Years later, however, Newsom said, the gift is more valuable than ever considering the "extreme heat, extreme drought, extreme wildfires" that are plaguing the state, country and world.

"We've lost traditions, lifestyles — we lost places," Newsom said, highlighting recent fires in Paradis as well as the Dixie fire that destroyed the city of Greenville in 2021.

"It's not just about CO2 (carbon dioxide). This is existential," Newsom added. "We cannot continue to raise generations in a world that is heating up, kids are choking up and so much of our planet is burning up. This is a moral moment, and so, we want to celebrate this moment of contribution."

After a standing ovation from attendees, Stewart Resnick said Caltech has always been a place where humans turn to in moments of extreme vulnerability.

"Now more than ever we need that work," Resnick said, adding, "our last hope — our only hope is innovation."

But hope alone is not a strategy in the world of business, according to Resnick. The world, if it wishes to become truly sustainable, "must focus our energies, our resources and our collective commitments on solutions," he said. Otherwise, everything else humanity has done will mean nothing.

"So today here we stand, a handful of tiny specks on this big blue planet, putting our faith and the entirety of our support into the brilliant minds here at Caltech — the real superheroes whose work will help save our world," Resnick said. "We are grateful for the impact you are having and the impact you will have for years to come. To everyone here, thank you for standing with us."

A BUILDING OF POSSIBILITIES



Designed by Architect Mehrdad Yazdani of the Yazdani Studio of CannonDesign, the Resnick building will replaces the now-demolished Clifford S. and Ruth A. Mead Memorial Undergraduate Chemistry Laboratory, which was home to Caltech's undergraduate chemistry labs for 40 years.

Unlike the vast majority of Caltech research facilities, though, Yazdani said after Wednesday's groundbreaking the new building will not house individual faculty members and their labs.

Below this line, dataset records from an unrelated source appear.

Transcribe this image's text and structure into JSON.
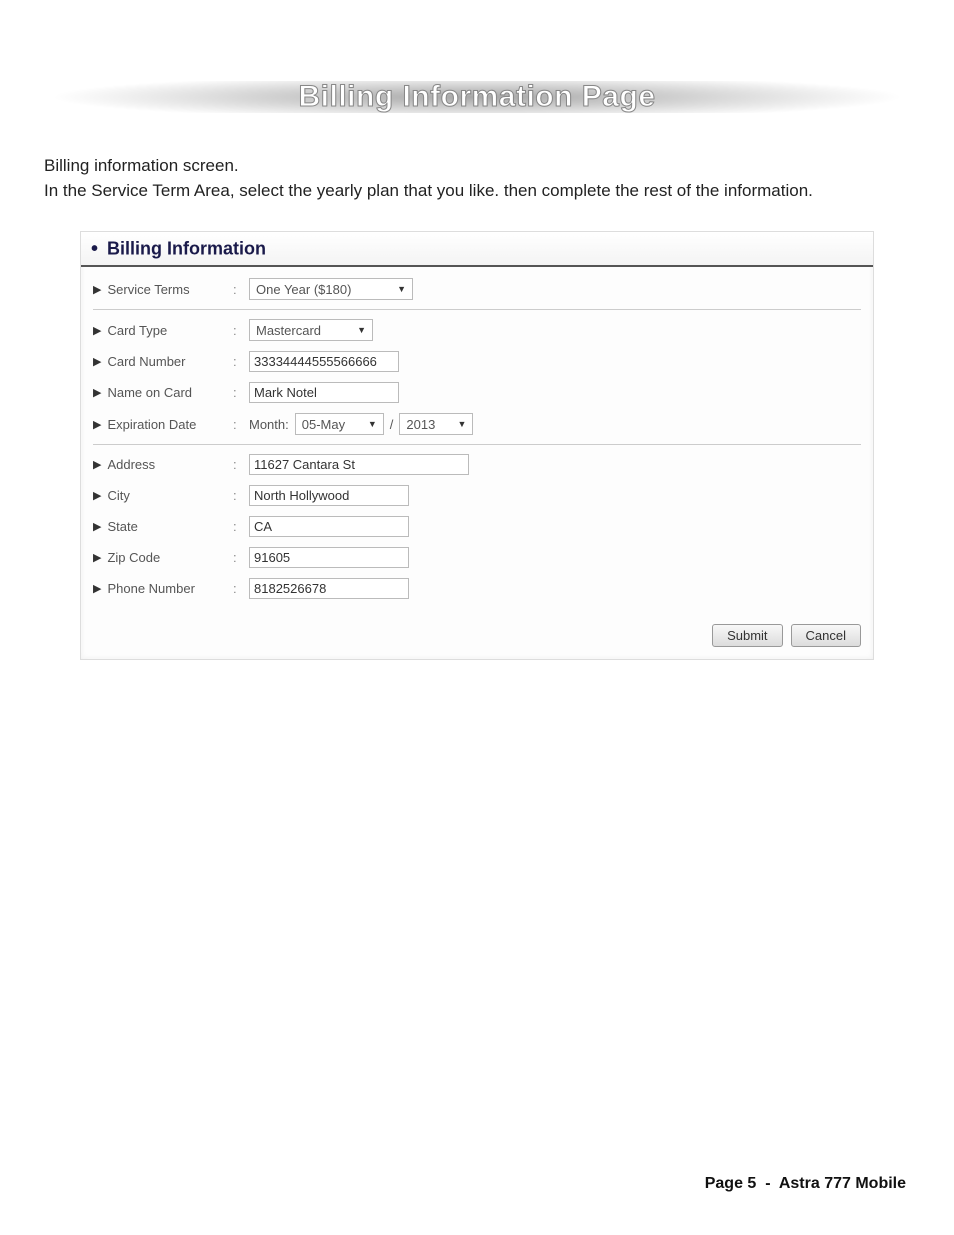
{
  "title": "Billing Information Page",
  "intro_line1": "Billing information screen.",
  "intro_line2": "In the Service Term Area, select the yearly plan that you like. then complete the rest of the information.",
  "section_header": "Billing Information",
  "form": {
    "service_terms": {
      "label": "Service Terms",
      "value": "One Year ($180)"
    },
    "card_type": {
      "label": "Card Type",
      "value": "Mastercard"
    },
    "card_number": {
      "label": "Card Number",
      "value": "33334444555566666"
    },
    "name_on_card": {
      "label": "Name on Card",
      "value": "Mark Notel"
    },
    "expiration": {
      "label": "Expiration Date",
      "month_prefix": "Month:",
      "month": "05-May",
      "sep": "/",
      "year": "2013"
    },
    "address": {
      "label": "Address",
      "value": "11627 Cantara St"
    },
    "city": {
      "label": "City",
      "value": "North Hollywood"
    },
    "state": {
      "label": "State",
      "value": "CA"
    },
    "zip": {
      "label": "Zip Code",
      "value": "91605"
    },
    "phone": {
      "label": "Phone Number",
      "value": "8182526678"
    }
  },
  "buttons": {
    "submit": "Submit",
    "cancel": "Cancel"
  },
  "footer": {
    "page_label": "Page 5",
    "dash": "-",
    "doc": "Astra 777 Mobile"
  }
}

Instead, it will provide equipment, space and resources divided among several research centers that will allow innovative studies in the fields of solar science, climate science, energy, biofuels and other prominent environmental impacts, according to school leaders. The center will hopefully help solve the most pressing challenges in water, energy, food, and waste in a world confronting rapid climate change.

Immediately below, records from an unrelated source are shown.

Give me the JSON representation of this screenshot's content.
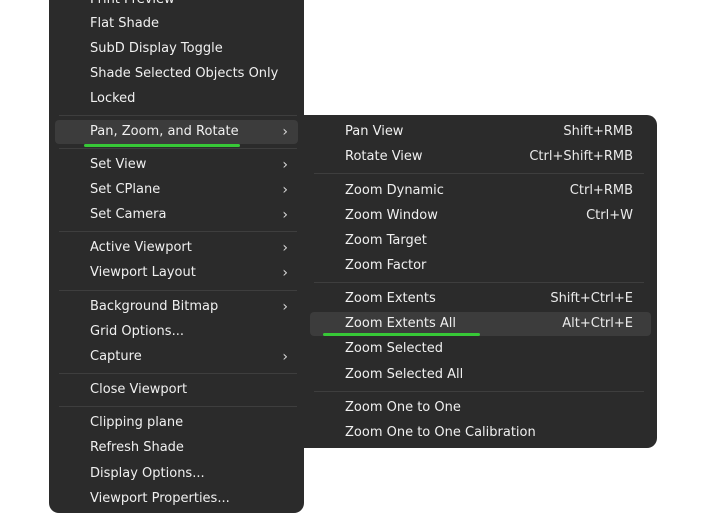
{
  "main_menu": {
    "items": [
      {
        "label": "Print Preview"
      },
      {
        "label": "Flat Shade"
      },
      {
        "label": "SubD Display Toggle"
      },
      {
        "label": "Shade Selected Objects Only"
      },
      {
        "label": "Locked"
      },
      {
        "label": "Pan, Zoom, and Rotate",
        "submenu": true,
        "chevron": "›"
      },
      {
        "label": "Set View",
        "submenu": true,
        "chevron": "›"
      },
      {
        "label": "Set CPlane",
        "submenu": true,
        "chevron": "›"
      },
      {
        "label": "Set Camera",
        "submenu": true,
        "chevron": "›"
      },
      {
        "label": "Active Viewport",
        "submenu": true,
        "chevron": "›"
      },
      {
        "label": "Viewport Layout",
        "submenu": true,
        "chevron": "›"
      },
      {
        "label": "Background Bitmap",
        "submenu": true,
        "chevron": "›"
      },
      {
        "label": "Grid Options..."
      },
      {
        "label": "Capture",
        "submenu": true,
        "chevron": "›"
      },
      {
        "label": "Close Viewport"
      },
      {
        "label": "Clipping plane"
      },
      {
        "label": "Refresh Shade"
      },
      {
        "label": "Display Options..."
      },
      {
        "label": "Viewport Properties..."
      }
    ]
  },
  "sub_menu": {
    "items": [
      {
        "label": "Pan View",
        "shortcut": "Shift+RMB"
      },
      {
        "label": "Rotate View",
        "shortcut": "Ctrl+Shift+RMB"
      },
      {
        "label": "Zoom Dynamic",
        "shortcut": "Ctrl+RMB"
      },
      {
        "label": "Zoom Window",
        "shortcut": "Ctrl+W"
      },
      {
        "label": "Zoom Target",
        "shortcut": ""
      },
      {
        "label": "Zoom Factor",
        "shortcut": ""
      },
      {
        "label": "Zoom Extents",
        "shortcut": "Shift+Ctrl+E"
      },
      {
        "label": "Zoom Extents All",
        "shortcut": "Alt+Ctrl+E"
      },
      {
        "label": "Zoom Selected",
        "shortcut": ""
      },
      {
        "label": "Zoom Selected All",
        "shortcut": ""
      },
      {
        "label": "Zoom One to One",
        "shortcut": ""
      },
      {
        "label": "Zoom One to One Calibration",
        "shortcut": ""
      }
    ]
  },
  "colors": {
    "menu_bg": "#2b2b2b",
    "hover_bg": "#3c3c3c",
    "separator": "#3e3e3e",
    "highlight_underline": "#37c837",
    "text": "#f0f0f0"
  }
}
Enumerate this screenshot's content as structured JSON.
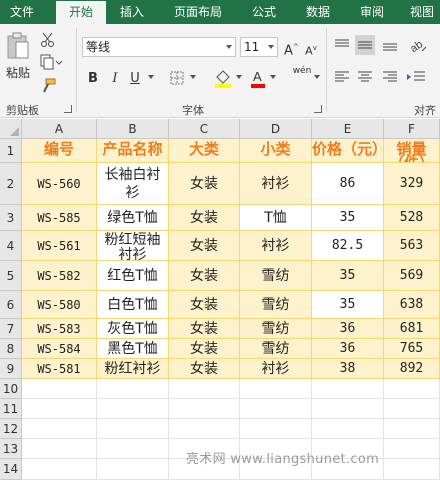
{
  "ribbon": {
    "tabs": [
      "文件",
      "开始",
      "插入",
      "页面布局",
      "公式",
      "数据",
      "审阅",
      "视图"
    ],
    "active_tab": "开始",
    "clipboard": {
      "paste_label": "粘贴",
      "group_label": "剪贴板"
    },
    "font": {
      "name": "等线",
      "size": "11",
      "bold": "B",
      "italic": "I",
      "underline": "U",
      "group_label": "字体",
      "phonetic": "wén"
    },
    "alignment": {
      "group_label": "对齐"
    },
    "colors": {
      "highlight": "#ffff00",
      "font_color": "#ff0000",
      "tab_bar": "#217346"
    }
  },
  "sheet": {
    "columns": [
      "A",
      "B",
      "C",
      "D",
      "E",
      "F"
    ],
    "row_numbers": [
      "1",
      "2",
      "3",
      "4",
      "5",
      "6",
      "7",
      "8",
      "9",
      "10",
      "11",
      "12",
      "13",
      "14"
    ],
    "header": [
      "编号",
      "产品名称",
      "大类",
      "小类",
      "价格（元）",
      "销量（件）"
    ],
    "rows": [
      [
        "WS-560",
        "长袖白衬衫",
        "女装",
        "衬衫",
        "86",
        "329"
      ],
      [
        "WS-585",
        "绿色T恤",
        "女装",
        "T恤",
        "35",
        "528"
      ],
      [
        "WS-561",
        "粉红短袖衬衫",
        "女装",
        "衬衫",
        "82.5",
        "563"
      ],
      [
        "WS-582",
        "红色T恤",
        "女装",
        "雪纺",
        "35",
        "569"
      ],
      [
        "WS-580",
        "白色T恤",
        "女装",
        "雪纺",
        "35",
        "638"
      ],
      [
        "WS-583",
        "灰色T恤",
        "女装",
        "雪纺",
        "36",
        "681"
      ],
      [
        "WS-584",
        "黑色T恤",
        "女装",
        "雪纺",
        "36",
        "765"
      ],
      [
        "WS-581",
        "粉红衬衫",
        "女装",
        "衬衫",
        "38",
        "892"
      ]
    ]
  },
  "watermark": "亮术网 www.liangshunet.com"
}
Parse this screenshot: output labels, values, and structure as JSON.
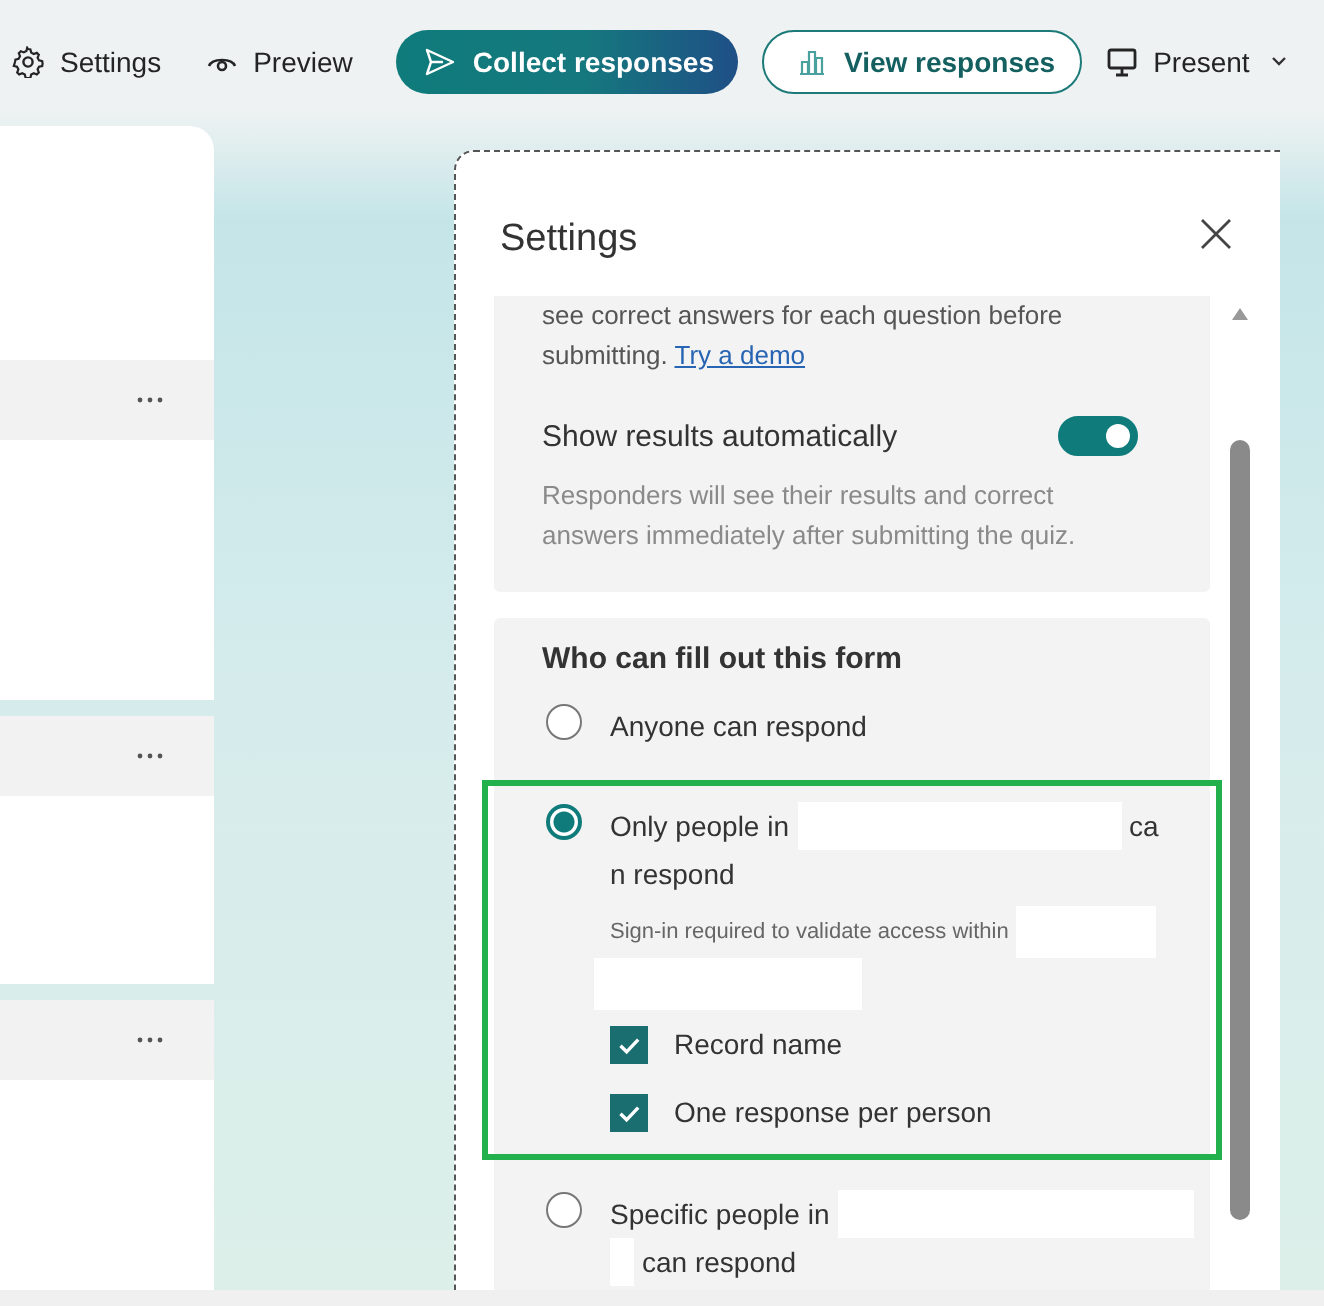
{
  "toolbar": {
    "items": [
      {
        "label": "Settings",
        "kind": "plain"
      },
      {
        "label": "Preview",
        "kind": "plain"
      },
      {
        "label": "Collect responses",
        "kind": "primary"
      },
      {
        "label": "View responses",
        "kind": "outline"
      },
      {
        "label": "Present",
        "kind": "plain"
      }
    ]
  },
  "settings_panel": {
    "title": "Settings",
    "practice_card": {
      "text": "see correct answers for each question before submitting.",
      "link": "Try a demo",
      "toggle": {
        "label": "Show results automatically",
        "on": true
      },
      "toggle_description": "Responders will see their results and correct answers immediately after submitting the quiz."
    },
    "access_card": {
      "heading": "Who can fill out this form",
      "options": [
        {
          "selected": false,
          "highlighted": false,
          "lines": [
            [
              {
                "kind": "text",
                "text": "Anyone can respond"
              }
            ]
          ]
        },
        {
          "selected": true,
          "highlighted": true,
          "lines": [
            [
              {
                "kind": "text",
                "text": "Only people in"
              },
              {
                "kind": "redacted"
              },
              {
                "kind": "text",
                "text": "ca"
              }
            ],
            [
              {
                "kind": "text",
                "text": "n respond"
              }
            ]
          ],
          "note_lines": [
            [
              {
                "kind": "text",
                "text": "Sign-in required to validate access within"
              },
              {
                "kind": "redacted"
              }
            ],
            [
              {
                "kind": "redacted"
              }
            ]
          ],
          "checkboxes": [
            {
              "label": "Record name",
              "checked": true
            },
            {
              "label": "One response per person",
              "checked": true
            }
          ]
        },
        {
          "selected": false,
          "highlighted": false,
          "lines": [
            [
              {
                "kind": "text",
                "text": "Specific people in"
              },
              {
                "kind": "redacted"
              }
            ],
            [
              {
                "kind": "redacted"
              },
              {
                "kind": "text",
                "text": "can respond"
              }
            ]
          ]
        }
      ]
    }
  }
}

And since all Caltech first-year students must take an introductory chemistry lab course, Resnick Sustainability Institute Director Jonas Peters said, "every future Caltech undergraduate will matriculate through this remarkable new hybrid research and educational center."

This enables courses to cross the traditional boundaries of the disciplines, according to Peters, who detailed how a chemistry class can head into the San Gabriel Mountains to collect soil samples and bring them back to the lab for analysis using the microscopes common in biology and geology classes.

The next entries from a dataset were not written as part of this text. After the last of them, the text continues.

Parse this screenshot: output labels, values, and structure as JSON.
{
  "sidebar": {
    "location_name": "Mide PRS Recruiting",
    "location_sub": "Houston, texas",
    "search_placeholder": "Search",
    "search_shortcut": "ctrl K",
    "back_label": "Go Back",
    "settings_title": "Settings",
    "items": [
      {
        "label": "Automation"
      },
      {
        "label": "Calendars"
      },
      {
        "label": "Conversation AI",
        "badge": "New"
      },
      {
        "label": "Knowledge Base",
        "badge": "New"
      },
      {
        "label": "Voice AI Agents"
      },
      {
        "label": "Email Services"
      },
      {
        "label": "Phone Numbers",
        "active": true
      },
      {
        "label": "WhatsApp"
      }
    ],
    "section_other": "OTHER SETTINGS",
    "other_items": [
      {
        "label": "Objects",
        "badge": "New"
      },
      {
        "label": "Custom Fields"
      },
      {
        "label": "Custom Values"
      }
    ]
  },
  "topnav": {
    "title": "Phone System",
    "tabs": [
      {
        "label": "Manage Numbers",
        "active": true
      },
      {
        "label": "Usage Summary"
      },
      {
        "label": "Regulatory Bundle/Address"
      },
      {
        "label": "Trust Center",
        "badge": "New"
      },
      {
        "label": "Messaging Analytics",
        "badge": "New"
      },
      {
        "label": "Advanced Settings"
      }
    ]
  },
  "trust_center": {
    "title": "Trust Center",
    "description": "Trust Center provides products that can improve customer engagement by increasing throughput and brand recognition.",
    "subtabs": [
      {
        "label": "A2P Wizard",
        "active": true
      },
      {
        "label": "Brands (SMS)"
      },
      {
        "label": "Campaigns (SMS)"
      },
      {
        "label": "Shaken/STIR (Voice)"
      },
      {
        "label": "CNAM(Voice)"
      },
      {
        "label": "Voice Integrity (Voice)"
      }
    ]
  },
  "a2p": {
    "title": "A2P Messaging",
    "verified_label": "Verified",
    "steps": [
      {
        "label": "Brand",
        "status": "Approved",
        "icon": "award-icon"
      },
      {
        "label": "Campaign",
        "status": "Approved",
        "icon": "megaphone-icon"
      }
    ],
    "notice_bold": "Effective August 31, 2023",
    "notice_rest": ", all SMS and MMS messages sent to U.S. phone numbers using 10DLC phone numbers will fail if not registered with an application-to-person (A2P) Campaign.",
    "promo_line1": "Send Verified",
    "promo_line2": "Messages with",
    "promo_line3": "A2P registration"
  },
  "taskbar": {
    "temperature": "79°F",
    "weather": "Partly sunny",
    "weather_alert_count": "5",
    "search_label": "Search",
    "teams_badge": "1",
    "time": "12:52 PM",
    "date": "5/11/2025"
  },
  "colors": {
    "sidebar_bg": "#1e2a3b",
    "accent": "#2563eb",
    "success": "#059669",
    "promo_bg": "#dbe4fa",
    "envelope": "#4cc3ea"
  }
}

The technological innovations, according to Caltech President Thomas Rosenbaum, "will help us address the most pressing problem that our children and grandchildren will face over the coming decades."

Rosenbaum added: "This building will amplify the creativity and energy of young scholars as they dedicate their efforts to understanding the fundamental workings of nature and to translate that understanding into action."

Gordo echoed the sentiment as he described Pasadena as "the center of the universe," thanks in large part to the cutting edge technology of its institutions. The mayor commended the college for studying galaxies while the nearby Jet Propulsion Lab, which is managed by Caltech for NASA, explores them.

"Every time I turn around, Caltech isn't hitting it out of the park, Caltech is hitting it out of the universe," Gordo said. "And it really is an incredible achievement on the part of the Caltech community."

As are the contributions of the Resnicks, whose donation helps make the work of the future possible today, Gordo said. "And I'll tell you that the Resnick Center, once completed, is going to serve a great, great role in solving all of (the world's) issues."

©2022 The Whittier Daily News, Calif. Distributed by Tribune Content Agency, LLC.